Certo l’isolamento lo ha protetto dalla corruzione imperante di Roma, ma gli ha impedito di creare un ampio consenso intorno al suo progetto. La mancanza di deleghe poi ha creato una palude: il presidente-segretario è l’unico che fa, ma dato che non è onnisciente può facilmente sbagliare e in secondo luogo quello che non fa lui in prima persona semplicemente non si fa.
Inoltre pare che Renzi non sia un uomo per le tempeste. Si è inserito in un momento di confusione con una faccia pulita, doti di comunicazione e intuizione rapida di alcuni problemi. Ma man mano che la situazione si è fatta complessa, il governo dell’esecutivo e del parlamento è diventato un pantano, lui ha perso grinta e ha cominciato a girare sempre più a vuoto, commettendo sbagli su sbagli. Firenze era un comune ben più facile da governare di Palermo, Cosenza, Bari, Milano o Roma, e forse allora non aveva esperienza sufficiente per pensare di governare l’Italia.
Oggi in realtà il partito dovrebbe cambiarlo oppure deve cambiare lui. L’uomo è giovane, coraggioso, tenace ma deve cambiare la testa: scegliere uomini nuovi, delegare di più (i bravi Padoan e Del Rio dopo essere scomparsi appaiono di più) e strutturarsi diversamente. Se non lo farà è perduto, perché dopo due anni di governo ha semplicemente perso la magia. Per ritrovarsi deve escludere gli yes-men e davvero ascoltare quelli che, leali, gli hanno messo i paletti. Questo significa certo uscire da un bozzolo confortevole, ma è il volto vero dell’azione di governo.
Né vale l’idea, tutta “salotti romani”, di una grande alleanza destra-sinistra contro M5s. Ciò sarebbe un’ammissione di sconfitta come nient’altro e consegnerebbe davvero il paese ai 5 Stelle. Se tutte le vecchie forze devono riunirsi per battere il movimento allora davvero il movimento merita di vincere: questo sarebbe il messaggio che recepirebbero gli italiani, votanti o meno.
La destra ugualmente dovrebbe specchiarsi nel lago delle proprie perdizioni. Spappolata, ultra sconfitta, se vuole vivere non può aggrapparsi alla speranza di uno scambio di poltrone con baratto di voti con la sinistra. La lezione del M5s è stata che c’è un’Italia ben più grande e forte delle aderenze dei vecchi partiti, e che non ha voce. Se non si parla a quell’Italia, si perde.
L’Italia disperata che si rivolge ai 5 stelle o che non vota, in teoria è un’Italia di destra, che vuole vivere tranquilla. Si sente minacciata ma non salviniana.

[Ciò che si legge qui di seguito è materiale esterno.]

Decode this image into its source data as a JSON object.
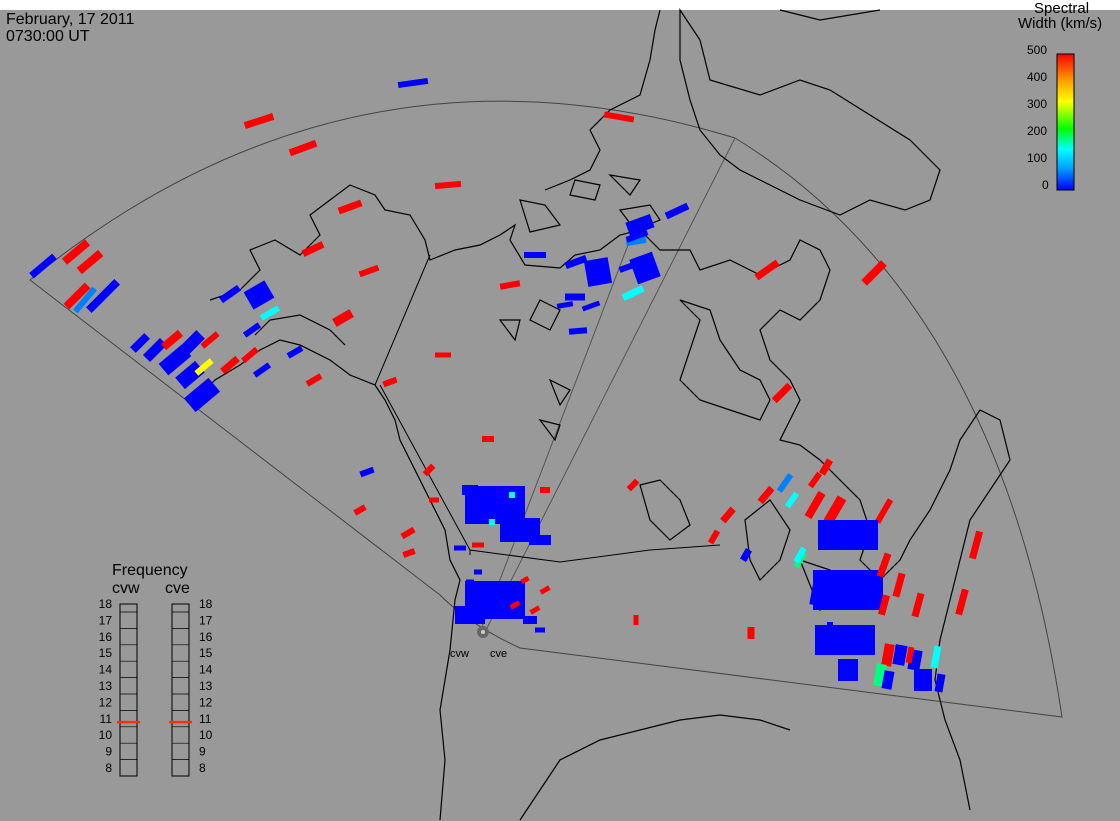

Qui Salvini e company possono salvarsi, trovare un alveo, ma mai diventare egemoni, perché in Italia i repubblichini, come i partigiani stalinisti, sono stati sempre pochissimi.
A destra però manca tutto. Ci sono i parlamentari ma manca un partito che abbia un contatto con i votanti. I voti bisogna andarseli a ritrovare uno per uno. La partita a destra è disperata, per animi fortissimi, ma ha le potenzialità maggiori, perché gli elettori sono lì, come capì due decenni fa Berlusconi quando non si arrese allo scioglimento della Dc e fondò il suo partito. La questione è: oggi qualcuno a destra ha la forza e lo stomaco di sfidare Grillo e Pd insieme e rifondare il partito?
A bocce ferme, la prospettiva è chiara: i 5 Stelle sbaragliano, il Pd va all’opposizione in cerca di anima e la destra scompare. Ma le bocce non sono ferme né in Italia né altrove e molte cose potrebbero andare diversamente.